No que tange à Autodefesa, prevalece o entendimento de que as noções cristalizadas no âmbito processual penal têm significativa aplicação na seara disciplinar,8 como se evidencia pelo magistério fornecido por Fábio Medina Osório:9

prepondera, hoje, a tese de que os princípios penais são aplicados ao direito administrativo sancionador, com matizes, a efeito de assegurar aos acusados as básicas garantias constitucionais comuns ao direito público punitivo” (g.n.)

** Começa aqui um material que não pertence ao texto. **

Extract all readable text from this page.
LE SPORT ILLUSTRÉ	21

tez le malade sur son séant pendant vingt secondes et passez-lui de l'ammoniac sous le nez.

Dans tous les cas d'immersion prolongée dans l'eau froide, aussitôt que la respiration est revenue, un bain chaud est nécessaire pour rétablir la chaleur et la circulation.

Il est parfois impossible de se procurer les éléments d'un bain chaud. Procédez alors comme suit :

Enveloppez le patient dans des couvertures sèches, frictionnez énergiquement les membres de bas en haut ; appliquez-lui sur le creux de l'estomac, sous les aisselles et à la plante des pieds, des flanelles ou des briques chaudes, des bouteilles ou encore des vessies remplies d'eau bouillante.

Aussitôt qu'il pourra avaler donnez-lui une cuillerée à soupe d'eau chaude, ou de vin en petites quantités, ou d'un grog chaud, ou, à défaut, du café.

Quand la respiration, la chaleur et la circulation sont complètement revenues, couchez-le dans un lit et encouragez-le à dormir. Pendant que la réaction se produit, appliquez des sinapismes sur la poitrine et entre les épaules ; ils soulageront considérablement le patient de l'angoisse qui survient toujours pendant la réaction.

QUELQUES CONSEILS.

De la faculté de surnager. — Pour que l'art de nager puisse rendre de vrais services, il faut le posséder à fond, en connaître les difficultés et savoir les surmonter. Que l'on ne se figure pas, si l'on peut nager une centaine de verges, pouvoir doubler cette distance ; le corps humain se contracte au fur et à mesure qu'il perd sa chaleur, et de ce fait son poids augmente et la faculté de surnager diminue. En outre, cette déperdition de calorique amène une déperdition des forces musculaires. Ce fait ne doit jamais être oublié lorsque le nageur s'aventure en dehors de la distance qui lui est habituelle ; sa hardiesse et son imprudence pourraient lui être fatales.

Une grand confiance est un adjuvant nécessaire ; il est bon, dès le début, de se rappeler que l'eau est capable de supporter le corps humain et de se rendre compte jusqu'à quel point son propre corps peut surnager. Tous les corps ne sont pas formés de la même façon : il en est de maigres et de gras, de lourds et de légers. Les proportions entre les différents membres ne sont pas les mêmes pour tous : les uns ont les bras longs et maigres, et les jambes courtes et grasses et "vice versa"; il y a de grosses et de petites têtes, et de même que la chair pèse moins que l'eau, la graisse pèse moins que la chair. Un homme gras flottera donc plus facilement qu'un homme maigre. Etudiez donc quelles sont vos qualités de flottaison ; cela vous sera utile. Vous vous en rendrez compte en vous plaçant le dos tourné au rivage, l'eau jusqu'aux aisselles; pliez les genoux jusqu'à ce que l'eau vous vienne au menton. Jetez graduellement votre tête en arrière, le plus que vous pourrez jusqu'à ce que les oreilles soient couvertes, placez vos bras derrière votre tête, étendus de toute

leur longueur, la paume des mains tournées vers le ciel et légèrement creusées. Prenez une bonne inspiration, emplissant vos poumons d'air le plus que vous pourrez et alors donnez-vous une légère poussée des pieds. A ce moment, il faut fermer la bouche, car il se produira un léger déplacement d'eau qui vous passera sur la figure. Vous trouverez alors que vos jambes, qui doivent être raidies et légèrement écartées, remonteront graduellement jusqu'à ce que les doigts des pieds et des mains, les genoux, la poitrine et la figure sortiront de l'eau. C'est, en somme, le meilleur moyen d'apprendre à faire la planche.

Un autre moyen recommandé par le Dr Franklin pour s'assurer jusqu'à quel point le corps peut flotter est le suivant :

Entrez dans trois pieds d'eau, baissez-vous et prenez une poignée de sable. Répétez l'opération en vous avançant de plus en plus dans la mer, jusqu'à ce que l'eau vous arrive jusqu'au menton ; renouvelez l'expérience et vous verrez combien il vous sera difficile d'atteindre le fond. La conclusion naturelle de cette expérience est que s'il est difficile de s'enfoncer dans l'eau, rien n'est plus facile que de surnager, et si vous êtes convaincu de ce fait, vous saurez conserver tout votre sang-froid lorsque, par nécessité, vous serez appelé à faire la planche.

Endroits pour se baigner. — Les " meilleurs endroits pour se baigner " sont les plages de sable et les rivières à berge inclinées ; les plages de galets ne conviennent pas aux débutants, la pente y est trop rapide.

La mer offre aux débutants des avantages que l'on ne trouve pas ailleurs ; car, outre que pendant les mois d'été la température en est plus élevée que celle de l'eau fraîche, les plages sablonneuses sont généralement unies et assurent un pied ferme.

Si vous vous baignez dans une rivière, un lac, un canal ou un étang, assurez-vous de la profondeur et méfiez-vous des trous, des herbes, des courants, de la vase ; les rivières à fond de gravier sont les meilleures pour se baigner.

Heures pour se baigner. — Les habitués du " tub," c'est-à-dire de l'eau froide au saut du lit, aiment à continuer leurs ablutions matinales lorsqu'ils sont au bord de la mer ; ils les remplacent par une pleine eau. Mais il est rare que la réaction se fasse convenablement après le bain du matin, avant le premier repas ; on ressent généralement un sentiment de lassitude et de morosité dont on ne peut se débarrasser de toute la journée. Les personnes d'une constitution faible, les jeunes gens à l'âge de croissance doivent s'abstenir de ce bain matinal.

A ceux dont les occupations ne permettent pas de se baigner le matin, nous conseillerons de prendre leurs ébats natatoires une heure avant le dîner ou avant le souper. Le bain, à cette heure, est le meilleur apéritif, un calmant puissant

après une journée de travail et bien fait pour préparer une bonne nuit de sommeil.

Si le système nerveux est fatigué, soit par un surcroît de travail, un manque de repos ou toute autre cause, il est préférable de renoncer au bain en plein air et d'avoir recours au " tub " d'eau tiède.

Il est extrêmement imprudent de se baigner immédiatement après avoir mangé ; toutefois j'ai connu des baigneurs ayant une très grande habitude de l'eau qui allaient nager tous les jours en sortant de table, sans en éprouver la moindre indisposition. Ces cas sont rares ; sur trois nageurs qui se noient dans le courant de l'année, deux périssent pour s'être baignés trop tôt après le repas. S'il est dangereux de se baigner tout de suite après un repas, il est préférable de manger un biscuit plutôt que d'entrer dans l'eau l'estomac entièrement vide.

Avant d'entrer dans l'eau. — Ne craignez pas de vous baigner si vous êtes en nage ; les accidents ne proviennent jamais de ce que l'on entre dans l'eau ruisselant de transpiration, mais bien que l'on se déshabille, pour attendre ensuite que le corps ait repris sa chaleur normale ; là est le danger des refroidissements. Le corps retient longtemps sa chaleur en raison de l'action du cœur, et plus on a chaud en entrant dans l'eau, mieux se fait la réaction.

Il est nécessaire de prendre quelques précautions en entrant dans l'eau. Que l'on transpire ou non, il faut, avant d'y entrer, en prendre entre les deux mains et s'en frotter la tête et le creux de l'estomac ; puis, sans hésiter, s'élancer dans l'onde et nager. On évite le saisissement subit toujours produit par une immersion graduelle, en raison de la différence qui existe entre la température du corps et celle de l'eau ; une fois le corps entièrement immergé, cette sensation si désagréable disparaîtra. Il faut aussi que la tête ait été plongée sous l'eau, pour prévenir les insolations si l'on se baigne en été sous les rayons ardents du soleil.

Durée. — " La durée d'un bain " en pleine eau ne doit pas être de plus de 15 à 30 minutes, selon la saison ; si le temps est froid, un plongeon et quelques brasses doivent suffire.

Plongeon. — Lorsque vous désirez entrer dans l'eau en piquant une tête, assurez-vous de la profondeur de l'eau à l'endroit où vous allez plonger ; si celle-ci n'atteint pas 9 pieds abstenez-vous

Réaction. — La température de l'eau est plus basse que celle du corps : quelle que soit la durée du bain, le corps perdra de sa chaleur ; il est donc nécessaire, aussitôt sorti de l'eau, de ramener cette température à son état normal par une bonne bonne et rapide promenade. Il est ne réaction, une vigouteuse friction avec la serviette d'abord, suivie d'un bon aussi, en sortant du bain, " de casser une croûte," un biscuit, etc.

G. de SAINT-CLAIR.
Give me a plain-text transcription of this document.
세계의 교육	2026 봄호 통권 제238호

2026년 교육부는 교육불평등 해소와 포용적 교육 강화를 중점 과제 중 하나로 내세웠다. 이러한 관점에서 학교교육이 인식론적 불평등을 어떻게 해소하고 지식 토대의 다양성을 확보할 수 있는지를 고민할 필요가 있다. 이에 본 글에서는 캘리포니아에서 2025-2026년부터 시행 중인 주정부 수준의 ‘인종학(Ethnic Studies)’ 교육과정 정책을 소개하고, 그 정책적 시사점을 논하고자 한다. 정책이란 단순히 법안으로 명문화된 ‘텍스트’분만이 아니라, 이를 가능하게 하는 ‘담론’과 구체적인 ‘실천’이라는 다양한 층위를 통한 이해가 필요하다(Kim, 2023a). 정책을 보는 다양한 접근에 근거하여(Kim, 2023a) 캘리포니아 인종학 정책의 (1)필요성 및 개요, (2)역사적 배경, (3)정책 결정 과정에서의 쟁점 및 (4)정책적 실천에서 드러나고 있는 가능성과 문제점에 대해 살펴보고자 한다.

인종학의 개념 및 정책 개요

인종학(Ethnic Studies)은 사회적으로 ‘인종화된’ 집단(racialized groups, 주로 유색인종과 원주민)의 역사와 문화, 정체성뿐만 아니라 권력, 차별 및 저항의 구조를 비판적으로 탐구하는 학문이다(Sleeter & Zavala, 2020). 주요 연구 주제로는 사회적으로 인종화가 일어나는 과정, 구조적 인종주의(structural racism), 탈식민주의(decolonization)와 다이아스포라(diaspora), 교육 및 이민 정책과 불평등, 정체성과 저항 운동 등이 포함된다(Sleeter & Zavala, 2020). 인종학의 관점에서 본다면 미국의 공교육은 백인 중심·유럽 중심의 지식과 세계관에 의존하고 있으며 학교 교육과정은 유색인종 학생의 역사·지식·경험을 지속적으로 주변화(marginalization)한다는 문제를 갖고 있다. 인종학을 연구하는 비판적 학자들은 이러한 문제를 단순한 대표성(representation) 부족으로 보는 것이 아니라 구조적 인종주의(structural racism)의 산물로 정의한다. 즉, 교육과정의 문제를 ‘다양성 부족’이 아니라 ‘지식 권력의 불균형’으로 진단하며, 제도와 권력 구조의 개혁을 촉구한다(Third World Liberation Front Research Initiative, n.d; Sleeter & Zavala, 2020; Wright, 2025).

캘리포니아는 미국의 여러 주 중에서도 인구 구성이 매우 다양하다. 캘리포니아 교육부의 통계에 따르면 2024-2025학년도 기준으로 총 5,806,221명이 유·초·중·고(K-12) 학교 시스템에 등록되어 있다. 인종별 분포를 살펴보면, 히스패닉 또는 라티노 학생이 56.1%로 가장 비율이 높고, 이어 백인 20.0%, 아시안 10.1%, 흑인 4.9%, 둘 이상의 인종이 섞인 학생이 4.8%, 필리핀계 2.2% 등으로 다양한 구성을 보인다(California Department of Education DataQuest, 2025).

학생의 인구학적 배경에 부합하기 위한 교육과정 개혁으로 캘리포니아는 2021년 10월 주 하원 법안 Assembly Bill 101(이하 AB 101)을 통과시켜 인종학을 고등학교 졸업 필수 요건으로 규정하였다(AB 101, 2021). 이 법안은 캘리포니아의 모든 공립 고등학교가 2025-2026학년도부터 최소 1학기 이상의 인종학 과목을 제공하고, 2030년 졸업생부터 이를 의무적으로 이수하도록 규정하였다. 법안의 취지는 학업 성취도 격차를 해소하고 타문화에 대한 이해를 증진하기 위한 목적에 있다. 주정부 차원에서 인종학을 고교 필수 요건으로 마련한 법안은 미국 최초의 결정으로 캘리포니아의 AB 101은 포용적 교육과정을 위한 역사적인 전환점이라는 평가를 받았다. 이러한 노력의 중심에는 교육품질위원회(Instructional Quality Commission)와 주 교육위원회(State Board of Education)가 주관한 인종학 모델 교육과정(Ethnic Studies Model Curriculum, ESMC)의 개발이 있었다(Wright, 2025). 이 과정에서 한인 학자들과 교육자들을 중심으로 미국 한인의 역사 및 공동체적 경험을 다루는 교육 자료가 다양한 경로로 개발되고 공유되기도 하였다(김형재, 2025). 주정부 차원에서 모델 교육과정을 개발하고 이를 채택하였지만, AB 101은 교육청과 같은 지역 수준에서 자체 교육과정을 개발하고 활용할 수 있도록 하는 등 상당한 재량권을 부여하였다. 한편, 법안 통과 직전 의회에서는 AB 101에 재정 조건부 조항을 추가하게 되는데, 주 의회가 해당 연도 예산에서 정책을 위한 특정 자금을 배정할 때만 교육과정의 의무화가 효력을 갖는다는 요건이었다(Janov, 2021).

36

Nesse terreno, ainda se mostra de capital relevância a transcrição do escólio de José Cretella Júnior, que considera erro elementar de método transplantar, pura e simplesmente, para o campo do direito disciplinar as noções cristalizadas no campo penal. Todavia, na sequência, ressalta o autor:10

De outro lado, os que defendem totalmente a autonomia do direito disciplinar ... acabam por cometer erro típico dos que tomam posições radicais, porque confundem autonomia com soberania, procurando inovar na reformulação dos institutos do novo ramo; jamais aceitando qualquer canalização de conceitos hauridos em outros setores da ciência jurídica, mesmo de campos afins, como é o caso do direito penal em relação ao direito disciplinar.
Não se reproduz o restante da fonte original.